The chain of people who want others whacked makes this is a comedy of killing grounds -- but its loony unreality, its super-spoof mood, defuse the violence. The complexities of this demented tale might confuse you, assuming you wish to apply logic -- but the brio is such that you don't give a hoot about who, what, where, when, why, or how.

Some will call this a film noir, but it isn't really. Nor do its mostly sunny photography and sets use the traditional light-and-shadows and fog-and-rain "noir" look. Even the excellent, discreet but effective score is light.
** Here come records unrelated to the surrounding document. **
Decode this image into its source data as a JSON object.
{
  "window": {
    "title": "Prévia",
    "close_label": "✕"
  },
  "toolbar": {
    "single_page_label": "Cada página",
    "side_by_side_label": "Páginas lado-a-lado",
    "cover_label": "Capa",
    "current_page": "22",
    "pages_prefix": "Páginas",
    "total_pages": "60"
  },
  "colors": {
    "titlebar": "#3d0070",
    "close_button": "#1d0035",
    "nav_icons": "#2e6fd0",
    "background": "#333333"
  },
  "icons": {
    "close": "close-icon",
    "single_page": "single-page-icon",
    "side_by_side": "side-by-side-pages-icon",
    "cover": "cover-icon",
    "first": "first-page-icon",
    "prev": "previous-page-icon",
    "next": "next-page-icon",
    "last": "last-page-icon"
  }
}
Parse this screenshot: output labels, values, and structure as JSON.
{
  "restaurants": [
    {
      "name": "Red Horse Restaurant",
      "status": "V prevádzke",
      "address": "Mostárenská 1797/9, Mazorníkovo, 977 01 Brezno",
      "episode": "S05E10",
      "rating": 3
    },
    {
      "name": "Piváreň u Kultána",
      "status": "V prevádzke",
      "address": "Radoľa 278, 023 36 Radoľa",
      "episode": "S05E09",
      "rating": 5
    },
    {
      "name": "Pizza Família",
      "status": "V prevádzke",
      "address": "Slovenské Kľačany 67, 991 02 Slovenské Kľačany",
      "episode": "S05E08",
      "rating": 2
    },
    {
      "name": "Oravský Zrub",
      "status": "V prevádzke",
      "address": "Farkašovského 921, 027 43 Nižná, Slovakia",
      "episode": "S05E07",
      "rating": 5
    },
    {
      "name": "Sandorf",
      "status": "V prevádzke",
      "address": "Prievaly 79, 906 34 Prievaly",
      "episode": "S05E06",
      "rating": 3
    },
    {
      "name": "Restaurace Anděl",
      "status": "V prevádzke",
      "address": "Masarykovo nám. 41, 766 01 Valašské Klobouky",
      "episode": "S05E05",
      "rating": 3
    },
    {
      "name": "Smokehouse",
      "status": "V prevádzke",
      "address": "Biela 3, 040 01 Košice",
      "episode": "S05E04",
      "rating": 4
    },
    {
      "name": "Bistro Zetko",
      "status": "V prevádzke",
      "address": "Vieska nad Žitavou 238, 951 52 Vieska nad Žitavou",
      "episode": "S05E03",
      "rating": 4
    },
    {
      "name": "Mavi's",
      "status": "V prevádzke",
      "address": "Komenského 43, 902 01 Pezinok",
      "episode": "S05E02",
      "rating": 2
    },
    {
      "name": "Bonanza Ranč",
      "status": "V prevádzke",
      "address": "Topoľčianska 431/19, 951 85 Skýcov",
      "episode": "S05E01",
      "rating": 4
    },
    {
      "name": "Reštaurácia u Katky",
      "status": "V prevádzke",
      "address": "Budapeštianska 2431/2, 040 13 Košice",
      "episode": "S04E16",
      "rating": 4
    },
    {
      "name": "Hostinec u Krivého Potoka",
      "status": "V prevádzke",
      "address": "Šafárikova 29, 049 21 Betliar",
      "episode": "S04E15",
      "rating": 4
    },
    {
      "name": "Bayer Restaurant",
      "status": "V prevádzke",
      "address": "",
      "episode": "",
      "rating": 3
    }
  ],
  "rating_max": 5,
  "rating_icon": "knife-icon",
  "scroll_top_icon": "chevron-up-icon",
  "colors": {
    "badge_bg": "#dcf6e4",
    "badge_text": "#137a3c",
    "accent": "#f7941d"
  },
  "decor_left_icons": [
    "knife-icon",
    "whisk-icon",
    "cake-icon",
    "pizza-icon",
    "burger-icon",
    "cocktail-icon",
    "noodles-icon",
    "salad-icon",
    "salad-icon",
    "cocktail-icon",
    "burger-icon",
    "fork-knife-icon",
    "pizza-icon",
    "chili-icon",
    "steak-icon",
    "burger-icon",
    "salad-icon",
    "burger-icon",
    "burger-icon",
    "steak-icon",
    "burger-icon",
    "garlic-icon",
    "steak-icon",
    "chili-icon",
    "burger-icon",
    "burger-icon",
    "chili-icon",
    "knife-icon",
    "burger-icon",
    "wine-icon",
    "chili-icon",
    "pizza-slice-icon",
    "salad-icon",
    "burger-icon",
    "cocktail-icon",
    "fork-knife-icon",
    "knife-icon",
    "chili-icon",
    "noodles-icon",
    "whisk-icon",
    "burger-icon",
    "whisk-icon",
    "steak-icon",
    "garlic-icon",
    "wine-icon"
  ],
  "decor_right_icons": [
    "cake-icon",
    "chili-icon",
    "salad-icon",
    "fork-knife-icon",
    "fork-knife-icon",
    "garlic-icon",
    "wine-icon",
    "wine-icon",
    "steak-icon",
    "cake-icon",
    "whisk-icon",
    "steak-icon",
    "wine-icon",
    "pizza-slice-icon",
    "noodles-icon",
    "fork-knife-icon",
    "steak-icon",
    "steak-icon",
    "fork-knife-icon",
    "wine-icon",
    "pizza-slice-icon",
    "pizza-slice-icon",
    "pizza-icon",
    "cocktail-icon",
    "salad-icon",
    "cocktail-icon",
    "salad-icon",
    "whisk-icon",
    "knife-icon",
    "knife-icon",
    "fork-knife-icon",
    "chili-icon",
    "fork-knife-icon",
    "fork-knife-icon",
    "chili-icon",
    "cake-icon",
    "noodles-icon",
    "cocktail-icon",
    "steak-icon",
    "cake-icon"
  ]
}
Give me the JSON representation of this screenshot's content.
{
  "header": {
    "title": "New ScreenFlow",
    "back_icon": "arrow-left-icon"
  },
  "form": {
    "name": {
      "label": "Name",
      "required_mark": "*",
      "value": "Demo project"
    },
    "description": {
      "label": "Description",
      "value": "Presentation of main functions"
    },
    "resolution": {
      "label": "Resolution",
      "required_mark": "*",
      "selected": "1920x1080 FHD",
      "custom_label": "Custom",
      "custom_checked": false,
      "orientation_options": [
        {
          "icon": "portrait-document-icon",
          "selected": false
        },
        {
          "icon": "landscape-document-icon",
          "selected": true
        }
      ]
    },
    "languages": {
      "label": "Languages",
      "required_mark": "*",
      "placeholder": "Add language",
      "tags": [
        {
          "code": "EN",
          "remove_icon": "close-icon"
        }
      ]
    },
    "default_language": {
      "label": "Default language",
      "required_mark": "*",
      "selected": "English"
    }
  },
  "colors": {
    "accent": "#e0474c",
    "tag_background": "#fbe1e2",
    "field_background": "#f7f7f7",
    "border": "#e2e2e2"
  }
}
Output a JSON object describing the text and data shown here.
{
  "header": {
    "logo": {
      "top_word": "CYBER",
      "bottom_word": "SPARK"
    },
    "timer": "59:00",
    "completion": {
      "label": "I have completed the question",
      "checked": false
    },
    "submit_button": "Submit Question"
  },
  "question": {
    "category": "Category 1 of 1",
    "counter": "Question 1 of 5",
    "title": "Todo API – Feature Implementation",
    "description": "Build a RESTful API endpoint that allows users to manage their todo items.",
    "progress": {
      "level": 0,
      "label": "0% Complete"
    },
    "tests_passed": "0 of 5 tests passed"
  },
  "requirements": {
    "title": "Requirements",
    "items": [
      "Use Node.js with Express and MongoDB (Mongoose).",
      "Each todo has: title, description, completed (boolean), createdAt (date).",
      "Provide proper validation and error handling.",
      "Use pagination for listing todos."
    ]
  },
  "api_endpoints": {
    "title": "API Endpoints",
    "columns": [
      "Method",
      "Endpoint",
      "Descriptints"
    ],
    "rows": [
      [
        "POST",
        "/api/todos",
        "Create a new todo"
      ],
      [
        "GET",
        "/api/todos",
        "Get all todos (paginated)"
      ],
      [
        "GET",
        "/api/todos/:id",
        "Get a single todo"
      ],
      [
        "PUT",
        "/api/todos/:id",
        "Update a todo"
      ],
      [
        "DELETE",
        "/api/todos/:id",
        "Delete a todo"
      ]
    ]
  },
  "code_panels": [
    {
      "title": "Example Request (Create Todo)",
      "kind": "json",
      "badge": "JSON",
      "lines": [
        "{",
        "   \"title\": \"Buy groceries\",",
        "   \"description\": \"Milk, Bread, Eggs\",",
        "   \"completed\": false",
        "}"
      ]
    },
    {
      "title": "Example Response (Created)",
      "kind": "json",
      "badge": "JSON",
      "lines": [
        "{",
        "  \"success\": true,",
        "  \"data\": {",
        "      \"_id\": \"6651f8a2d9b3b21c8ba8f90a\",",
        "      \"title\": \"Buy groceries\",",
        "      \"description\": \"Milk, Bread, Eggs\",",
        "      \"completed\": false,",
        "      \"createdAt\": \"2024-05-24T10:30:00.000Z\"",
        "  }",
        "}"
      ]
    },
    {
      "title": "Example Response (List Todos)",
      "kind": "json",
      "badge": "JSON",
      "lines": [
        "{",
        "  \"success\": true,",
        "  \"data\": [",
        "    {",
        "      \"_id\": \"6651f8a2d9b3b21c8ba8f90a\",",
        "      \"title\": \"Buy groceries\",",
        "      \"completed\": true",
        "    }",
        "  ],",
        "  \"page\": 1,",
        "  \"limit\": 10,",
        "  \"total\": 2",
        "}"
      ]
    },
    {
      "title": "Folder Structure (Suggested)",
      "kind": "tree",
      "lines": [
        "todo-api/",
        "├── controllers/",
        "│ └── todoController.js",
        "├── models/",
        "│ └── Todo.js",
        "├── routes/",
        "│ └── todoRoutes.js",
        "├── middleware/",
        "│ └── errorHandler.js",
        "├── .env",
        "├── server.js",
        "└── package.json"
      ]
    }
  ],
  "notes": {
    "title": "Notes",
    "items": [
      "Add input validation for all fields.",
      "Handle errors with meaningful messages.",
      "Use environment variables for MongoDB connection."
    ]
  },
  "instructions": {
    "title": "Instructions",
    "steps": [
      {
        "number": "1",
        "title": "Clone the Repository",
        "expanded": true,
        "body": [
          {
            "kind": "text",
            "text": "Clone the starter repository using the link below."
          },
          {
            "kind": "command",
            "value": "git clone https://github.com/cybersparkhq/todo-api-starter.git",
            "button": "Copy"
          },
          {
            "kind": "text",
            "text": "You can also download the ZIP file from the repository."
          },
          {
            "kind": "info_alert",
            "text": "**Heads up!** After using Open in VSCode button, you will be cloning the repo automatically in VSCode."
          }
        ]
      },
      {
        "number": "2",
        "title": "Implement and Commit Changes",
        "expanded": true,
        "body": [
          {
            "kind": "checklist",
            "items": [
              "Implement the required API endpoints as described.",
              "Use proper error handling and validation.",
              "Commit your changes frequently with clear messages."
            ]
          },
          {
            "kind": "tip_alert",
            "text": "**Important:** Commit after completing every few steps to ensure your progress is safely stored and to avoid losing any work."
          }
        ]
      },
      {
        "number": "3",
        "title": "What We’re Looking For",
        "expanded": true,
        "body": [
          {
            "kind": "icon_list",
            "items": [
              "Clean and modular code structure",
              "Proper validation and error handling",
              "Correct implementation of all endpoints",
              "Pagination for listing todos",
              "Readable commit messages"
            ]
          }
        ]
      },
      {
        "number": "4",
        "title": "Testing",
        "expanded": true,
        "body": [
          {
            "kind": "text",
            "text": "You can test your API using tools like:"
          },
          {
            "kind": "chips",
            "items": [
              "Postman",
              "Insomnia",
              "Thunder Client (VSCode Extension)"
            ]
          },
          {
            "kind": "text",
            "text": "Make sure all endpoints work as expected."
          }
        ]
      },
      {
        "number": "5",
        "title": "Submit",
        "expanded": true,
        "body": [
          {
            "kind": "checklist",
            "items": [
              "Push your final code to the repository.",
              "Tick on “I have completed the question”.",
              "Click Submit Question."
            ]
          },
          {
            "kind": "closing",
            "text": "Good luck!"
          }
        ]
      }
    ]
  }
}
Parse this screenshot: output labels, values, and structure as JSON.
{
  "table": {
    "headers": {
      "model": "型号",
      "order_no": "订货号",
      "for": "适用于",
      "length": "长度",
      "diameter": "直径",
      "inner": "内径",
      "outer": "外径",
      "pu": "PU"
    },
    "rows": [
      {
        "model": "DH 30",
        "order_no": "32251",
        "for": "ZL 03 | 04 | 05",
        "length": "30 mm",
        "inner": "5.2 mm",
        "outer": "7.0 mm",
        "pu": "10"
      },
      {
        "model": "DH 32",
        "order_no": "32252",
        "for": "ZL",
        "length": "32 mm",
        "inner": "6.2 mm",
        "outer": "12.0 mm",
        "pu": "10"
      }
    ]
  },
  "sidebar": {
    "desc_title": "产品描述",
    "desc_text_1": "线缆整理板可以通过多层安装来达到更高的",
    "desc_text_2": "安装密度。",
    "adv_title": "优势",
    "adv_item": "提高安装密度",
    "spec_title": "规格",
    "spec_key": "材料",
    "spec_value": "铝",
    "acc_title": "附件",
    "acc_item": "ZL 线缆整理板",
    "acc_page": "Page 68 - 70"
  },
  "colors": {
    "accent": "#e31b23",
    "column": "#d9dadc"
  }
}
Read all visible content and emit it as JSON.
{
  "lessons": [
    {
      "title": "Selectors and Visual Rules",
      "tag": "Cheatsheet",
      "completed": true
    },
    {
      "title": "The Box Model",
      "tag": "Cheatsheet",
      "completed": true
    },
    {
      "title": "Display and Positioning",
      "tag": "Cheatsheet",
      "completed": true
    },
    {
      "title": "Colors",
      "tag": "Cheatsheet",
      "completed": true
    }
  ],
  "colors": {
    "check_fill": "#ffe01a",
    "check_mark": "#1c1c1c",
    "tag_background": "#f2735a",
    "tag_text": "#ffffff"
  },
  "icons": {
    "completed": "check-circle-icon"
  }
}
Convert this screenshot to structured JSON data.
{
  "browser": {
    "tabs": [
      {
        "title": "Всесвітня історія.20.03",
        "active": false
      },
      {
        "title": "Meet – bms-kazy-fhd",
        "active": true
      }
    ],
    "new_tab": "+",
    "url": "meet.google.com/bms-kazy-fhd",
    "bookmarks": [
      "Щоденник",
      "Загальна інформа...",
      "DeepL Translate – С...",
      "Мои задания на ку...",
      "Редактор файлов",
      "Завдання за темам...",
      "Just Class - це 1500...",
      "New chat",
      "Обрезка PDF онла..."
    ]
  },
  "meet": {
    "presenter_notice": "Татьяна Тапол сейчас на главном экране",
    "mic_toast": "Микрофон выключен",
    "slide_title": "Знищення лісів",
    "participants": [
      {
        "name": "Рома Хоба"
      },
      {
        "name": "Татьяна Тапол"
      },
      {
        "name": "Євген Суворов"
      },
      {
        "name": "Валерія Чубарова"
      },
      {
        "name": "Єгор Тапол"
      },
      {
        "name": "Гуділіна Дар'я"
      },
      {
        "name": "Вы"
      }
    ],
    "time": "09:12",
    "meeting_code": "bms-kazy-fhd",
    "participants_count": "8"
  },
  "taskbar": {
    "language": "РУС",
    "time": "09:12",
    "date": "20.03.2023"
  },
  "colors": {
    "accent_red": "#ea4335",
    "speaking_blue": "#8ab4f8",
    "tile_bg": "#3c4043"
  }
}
British (born in Bath) actor-director Jonathan Lynn, schooled at Cambridge, and a nephew of Israel's Abba Eban, was, in the 1980s, the creator of the great, ironical Brit TV series "Yes, Minister" and "Yes, Prime Minister." His feature debut was with "Clue" (1985).. There followed "Nuns on the Run,"" The Distinguished Gentleman,"" My Cousin Vinny,"" Greedy,"" Sgt. Bilko," and "Trial and Error." That's definitely a very mixed bag, from bad to mediocre. One factor in common which seriously weakened those movies was uneven tempo. The infectious "The Whole Nine Yards" has a first-rate, non-stop rhythm as well as many other virtues, including a first produced script by the otherwise unknown Mitchell Kapner. It's a huge upward leap for Jonathan Lynn.